The USA’s New Littoral Combat Ships - Trimaran LCS Design Exploit simplicity, numbers, the pace of technology development in electronics and robotics, and fast reconfiguration. That was the US Navy’s idea for the low-end backbone of its future surface combatant fleet. Inspired by successful experiments like Denmark’s Standard Flex ships, the US Navy’s $30+ billion “Littoral Combat Ship” program was intended to create a new generation of affordable surface combatants that could operate in dangerous shallow and near-shore environments, while remaining affordable and capable throughout their lifetimes.
It hasn’t worked that way.

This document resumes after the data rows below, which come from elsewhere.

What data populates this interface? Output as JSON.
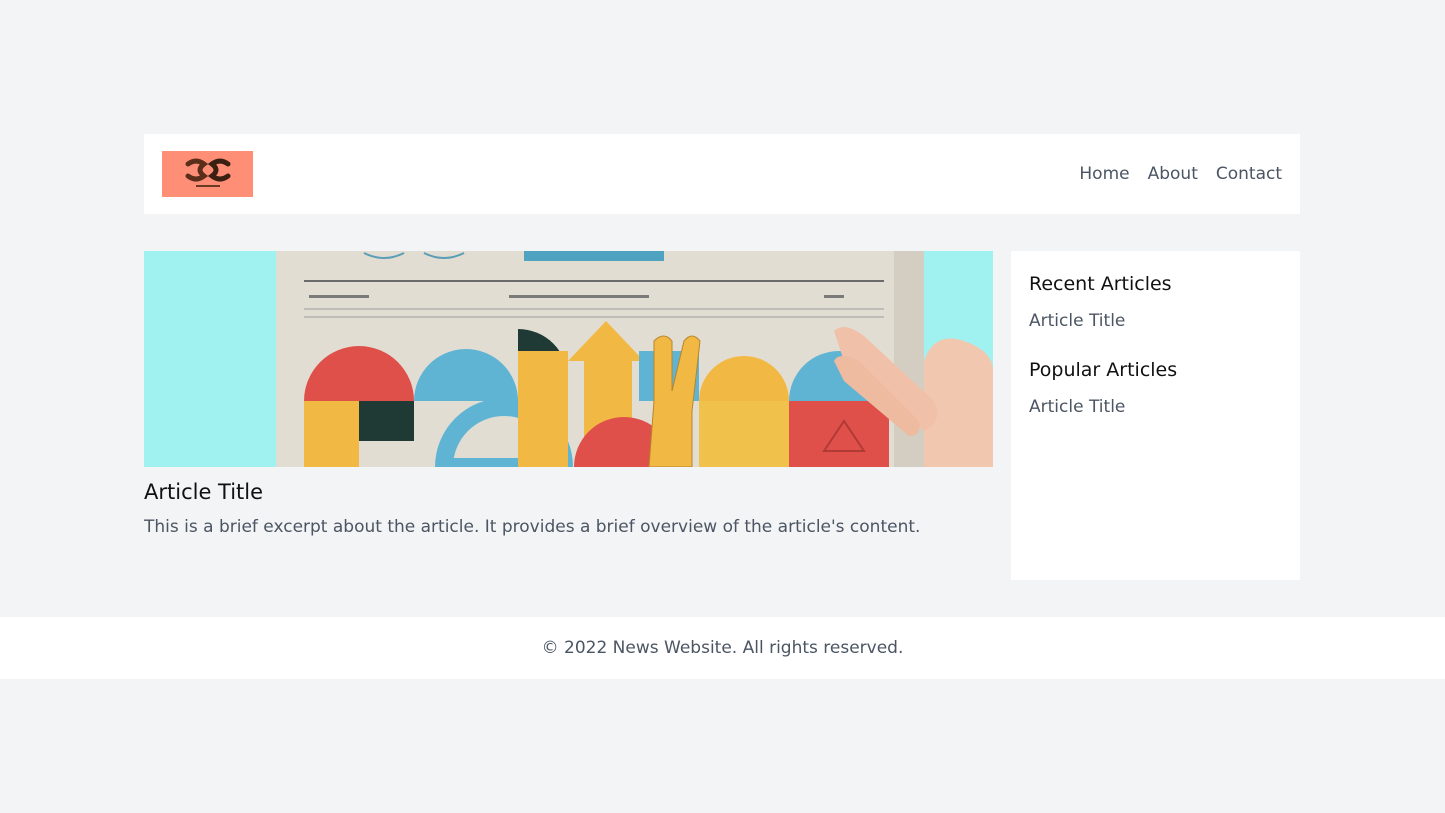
{
  "header": {
    "logo_icon": "scroll-logo-icon",
    "nav": [
      {
        "label": "Home"
      },
      {
        "label": "About"
      },
      {
        "label": "Contact"
      }
    ]
  },
  "main": {
    "hero_image": "newspaper-illustration",
    "article": {
      "title": "Article Title",
      "excerpt": "This is a brief excerpt about the article. It provides a brief overview of the article's content."
    }
  },
  "sidebar": {
    "sections": [
      {
        "heading": "Recent Articles",
        "items": [
          {
            "label": "Article Title"
          }
        ]
      },
      {
        "heading": "Popular Articles",
        "items": [
          {
            "label": "Article Title"
          }
        ]
      }
    ]
  },
  "footer": {
    "text": "© 2022 News Website. All rights reserved."
  },
  "colors": {
    "background": "#f3f4f6",
    "surface": "#ffffff",
    "logo_bg": "#ff8e77",
    "text": "#4b5563",
    "heading": "#111111"
  }
}
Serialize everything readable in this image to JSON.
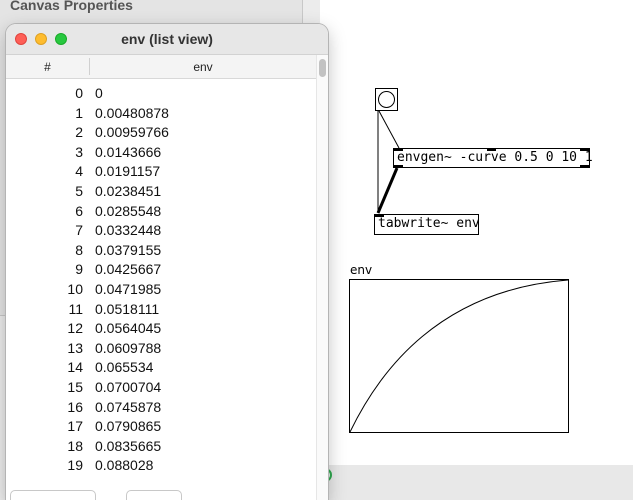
{
  "background_window": {
    "title": "Canvas Properties"
  },
  "list_view": {
    "title": "env (list view)",
    "columns": {
      "index": "#",
      "value": "env"
    },
    "rows": [
      {
        "i": "0",
        "v": "0"
      },
      {
        "i": "1",
        "v": "0.00480878"
      },
      {
        "i": "2",
        "v": "0.00959766"
      },
      {
        "i": "3",
        "v": "0.0143666"
      },
      {
        "i": "4",
        "v": "0.0191157"
      },
      {
        "i": "5",
        "v": "0.0238451"
      },
      {
        "i": "6",
        "v": "0.0285548"
      },
      {
        "i": "7",
        "v": "0.0332448"
      },
      {
        "i": "8",
        "v": "0.0379155"
      },
      {
        "i": "9",
        "v": "0.0425667"
      },
      {
        "i": "10",
        "v": "0.0471985"
      },
      {
        "i": "11",
        "v": "0.0518111"
      },
      {
        "i": "12",
        "v": "0.0564045"
      },
      {
        "i": "13",
        "v": "0.0609788"
      },
      {
        "i": "14",
        "v": "0.065534"
      },
      {
        "i": "15",
        "v": "0.0700704"
      },
      {
        "i": "16",
        "v": "0.0745878"
      },
      {
        "i": "17",
        "v": "0.0790865"
      },
      {
        "i": "18",
        "v": "0.0835665"
      },
      {
        "i": "19",
        "v": "0.088028"
      }
    ]
  },
  "patch": {
    "bang_icon": "bang-circle",
    "envgen_object": "envgen~ -curve 0.5 0 10 1",
    "tabwrite_object": "tabwrite~ env",
    "array_name": "env"
  }
}
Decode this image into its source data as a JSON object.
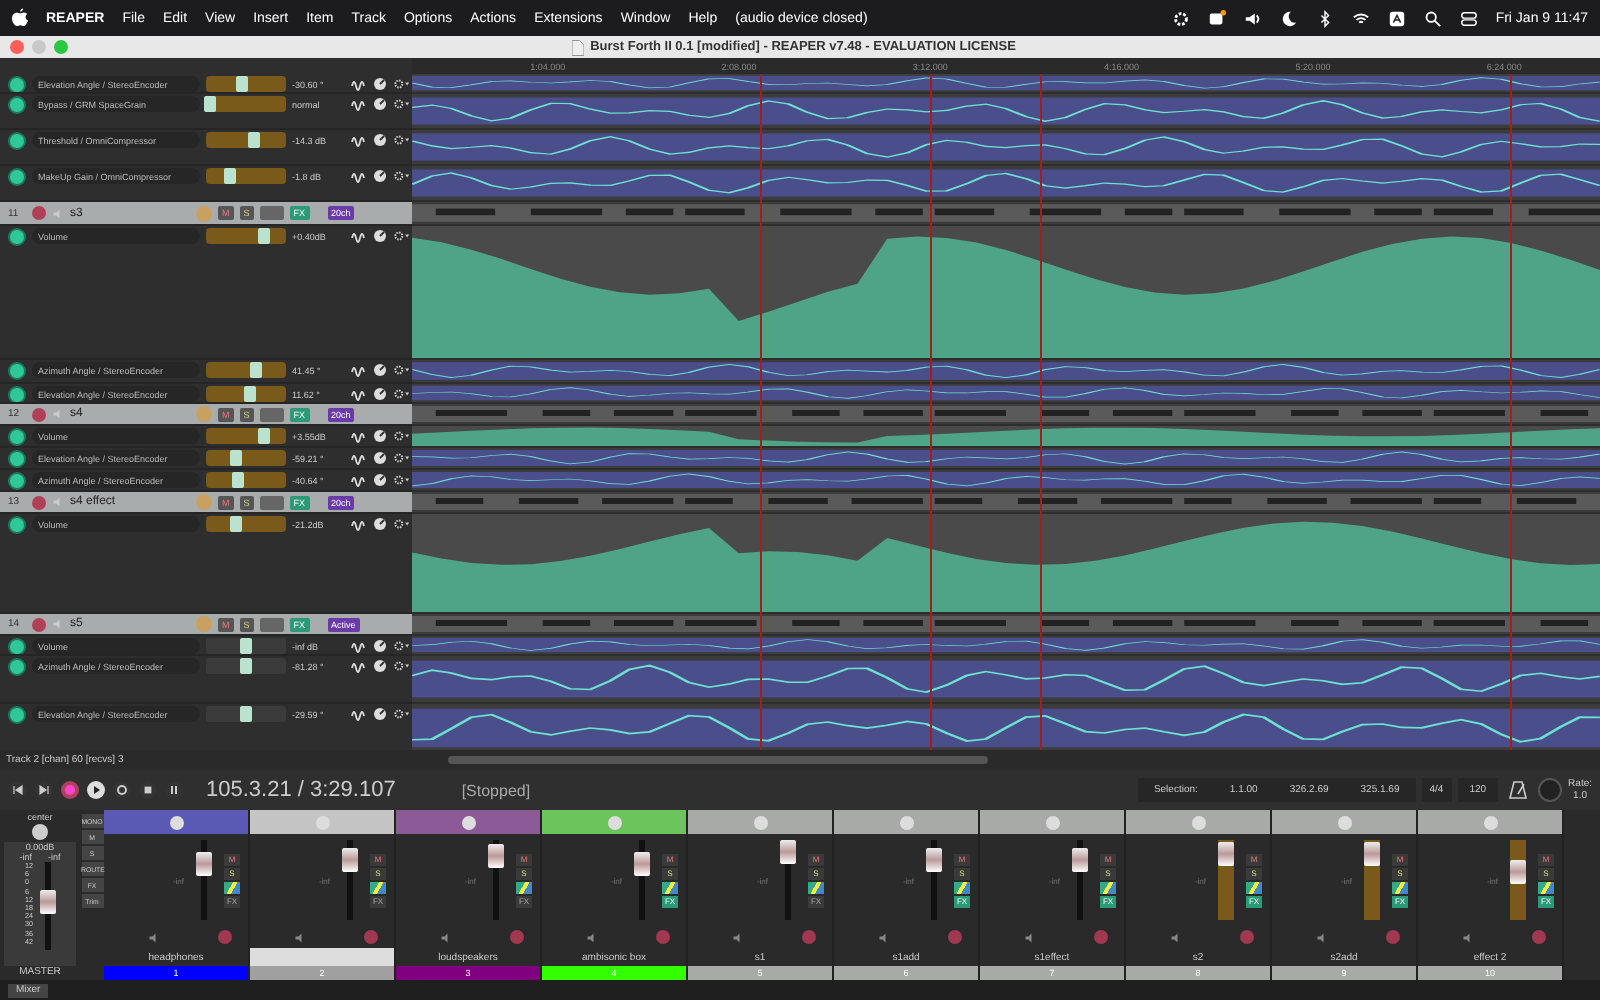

In practice, what the Navy wanted, the capabilities needed to perform primary naval missions, and what could be delivered for the sums available, have proven nearly irreconcilable. The LCS program has changed its fundamental acquisition plan several times since 2005, and canceled contracts with both competing teams, without escaping any of its fundamental issues.
Within this year, the US Navy would be select between two designs (conventional LCS-1 "Freedom" or trimaran LCS-2 "Independence" in order to construct a serie of ten LCS. The first attempt to export the design of the LCS-1 to Israel, failed: last year Israel had decided to construct a pair of frigates taking as basis a german MEKO 200 project. The LCS concept is too expensive for Israel.